Les Enfants du Paradis, d’après le scénario de Jacques Prévert

Adaptation de Philippe Honoré.
Mise en scène Philippe Person avec Yann Bougeard, Florence Le Corre-Person, Philippe Person ou Pascal Thoreau, Sylvie Van Cleven ; décor : Vincent Blot ; lumières : Alexandre Dujardin ; costumes : Marion Robillard et Bédite Poupon-Joyeux.

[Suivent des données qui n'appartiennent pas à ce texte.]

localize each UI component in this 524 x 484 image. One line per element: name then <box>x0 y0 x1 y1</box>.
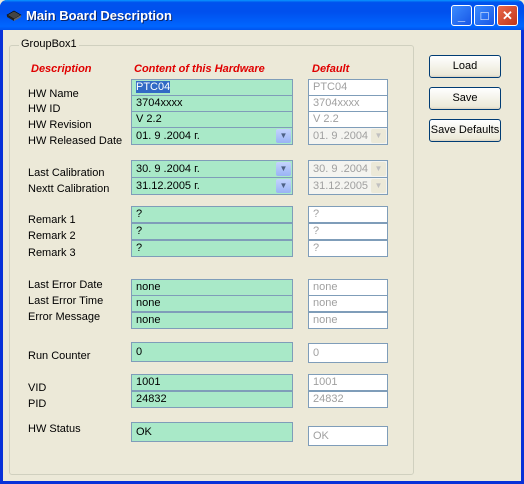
pid-field[interactable]: 24832 <box>131 391 293 408</box>
remark1-field[interactable]: ? <box>131 206 293 223</box>
error-message-field[interactable]: none <box>131 312 293 329</box>
chevron-down-icon: ▼ <box>371 179 386 193</box>
save-button[interactable]: Save <box>429 87 501 110</box>
group-box-label: GroupBox1 <box>19 38 79 50</box>
default-next-calibration-value: 31.12.2005 <box>313 180 369 192</box>
hw-status-field[interactable]: OK <box>131 422 293 442</box>
header-default: Default <box>312 63 350 75</box>
label-remark1: Remark 1 <box>28 214 76 226</box>
save-defaults-button[interactable]: Save Defaults <box>429 119 501 142</box>
default-remark1: ? <box>308 206 388 223</box>
default-last-calibration: 30. 9 .2004 ▼ <box>308 160 388 178</box>
remark3-field[interactable]: ? <box>131 240 293 257</box>
hw-name-field[interactable]: PTC04 <box>131 79 293 96</box>
run-counter-field[interactable]: 0 <box>131 342 293 362</box>
default-hw-id: 3704xxxx <box>308 95 388 112</box>
last-error-date-field[interactable]: none <box>131 279 293 296</box>
label-error-message: Error Message <box>28 311 101 323</box>
chevron-down-icon: ▼ <box>371 162 386 176</box>
default-hw-released-date: 01. 9 .2004 ▼ <box>308 127 388 145</box>
vid-field[interactable]: 1001 <box>131 374 293 391</box>
minimize-icon: _ <box>457 8 466 23</box>
default-hw-status: OK <box>308 426 388 446</box>
hw-id-field[interactable]: 3704xxxx <box>131 95 293 112</box>
label-hw-released-date: HW Released Date <box>28 135 123 147</box>
label-last-error-time: Last Error Time <box>28 295 104 307</box>
default-hw-revision: V 2.2 <box>308 111 388 128</box>
label-hw-revision: HW Revision <box>28 119 92 131</box>
board-icon <box>6 10 22 21</box>
last-calibration-combo[interactable]: 30. 9 .2004 г. ▼ <box>131 160 293 178</box>
maximize-icon: □ <box>480 8 489 23</box>
hw-revision-field[interactable]: V 2.2 <box>131 111 293 128</box>
chevron-down-icon: ▼ <box>371 129 386 143</box>
next-calibration-combo[interactable]: 31.12.2005 г. ▼ <box>131 177 293 195</box>
default-hw-name: PTC04 <box>308 79 388 96</box>
default-remark2: ? <box>308 223 388 240</box>
label-last-calibration: Last Calibration <box>28 167 105 179</box>
label-hw-id: HW ID <box>28 103 61 115</box>
chevron-down-icon[interactable]: ▼ <box>276 162 291 176</box>
chevron-down-icon[interactable]: ▼ <box>276 129 291 143</box>
close-button[interactable]: ✕ <box>497 5 518 26</box>
label-vid: VID <box>28 382 47 394</box>
default-error-message: none <box>308 312 388 329</box>
default-pid: 24832 <box>308 391 388 408</box>
default-vid: 1001 <box>308 374 388 391</box>
default-last-calibration-value: 30. 9 .2004 <box>313 163 369 175</box>
label-next-calibration: Nextt Calibration <box>28 183 110 195</box>
hw-name-value: PTC04 <box>136 81 171 93</box>
remark2-field[interactable]: ? <box>131 223 293 240</box>
label-hw-status: HW Status <box>28 423 81 435</box>
default-remark3: ? <box>308 240 388 257</box>
close-icon: ✕ <box>502 8 513 23</box>
last-calibration-value: 30. 9 .2004 г. <box>136 163 200 175</box>
default-run-counter: 0 <box>308 343 388 363</box>
maximize-button[interactable]: □ <box>474 5 495 26</box>
next-calibration-value: 31.12.2005 г. <box>136 180 200 192</box>
header-description: Description <box>31 63 92 75</box>
label-hw-name: HW Name <box>28 88 79 100</box>
label-last-error-date: Last Error Date <box>28 279 103 291</box>
hw-released-date-combo[interactable]: 01. 9 .2004 г. ▼ <box>131 127 293 145</box>
chevron-down-icon[interactable]: ▼ <box>276 179 291 193</box>
header-content: Content of this Hardware <box>134 63 265 75</box>
minimize-button[interactable]: _ <box>451 5 472 26</box>
default-last-error-time: none <box>308 295 388 312</box>
title-bar[interactable]: Main Board Description _ □ ✕ <box>0 0 524 30</box>
default-hw-released-date-value: 01. 9 .2004 <box>313 130 369 142</box>
window-title: Main Board Description <box>26 8 172 23</box>
default-next-calibration: 31.12.2005 ▼ <box>308 177 388 195</box>
last-error-time-field[interactable]: none <box>131 295 293 312</box>
hw-released-date-value: 01. 9 .2004 г. <box>136 130 200 142</box>
label-remark2: Remark 2 <box>28 230 76 242</box>
label-pid: PID <box>28 398 47 410</box>
label-remark3: Remark 3 <box>28 247 76 259</box>
default-last-error-date: none <box>308 279 388 296</box>
load-button[interactable]: Load <box>429 55 501 78</box>
label-run-counter: Run Counter <box>28 350 91 362</box>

C’était une gageure de faire atterrir sur des planches ce que Prévert avait dédié à un espace aussi intemporel qu’onirique: l’adaptateur en convient en toute modestie. Mais l’idée de le faire jouer au Lucernaire, théâtre estampillé d’art et d’essai, était la bonne. Car un certain humour décalé y règne et on sait que Prévert ne se prenait pas toujours au sérieux et qu’il a fallu que ses amis le contraignent à publier ce qui lui passait par la tête et le cœur à travers les mots. Il savait qu’enfants nous descendons du paradis sans avoir eu besoin d’escales. Deux comédiennes et deux comédiens sont tour à tour voire ensemble sur les planches, parfois assis. Ils assistent aux prestations de leurs confrères et consœurs, et tout décolle vite sous de modestes guirlandes. Les rideaux de fond bougent, de simples coffres genre 'de déménagement' s’ouvrent, parfois investis par l’un de nos quatre. Les mots débarquent, s’accostent, les personnages se rapprochent, s’interpellent, s’écoutent : tendres (elles) ou inquiets (eux, plutôt). Ils se répondent pourtant toujours et puis s’étreignent. Des effets dits ‘spéciaux’, des fumées qui mangent l’atmosphère du plateau et font tousser des spectateurs vaguement semi-allergiques ? Oui mais les comédiens n’ont pas à être modestes car leurs performances sont généreuses et tendres. Mentions spéciales pour toutes et tous et surtout pour… Nous ne dirons rien, à vous de jouer. Ce spectacle sera repris cet été au Festival-Off d’Avignon à l’excellent Théâtre des Carmes.
Lucernaire, Centre National d’art et d’essai, 53 rue Notre Dame des Champs, 75006 Paris. Du mardi au samedi à 20 heures et le dimanche à 15 heures. Réservations : 01 45 44 57 34.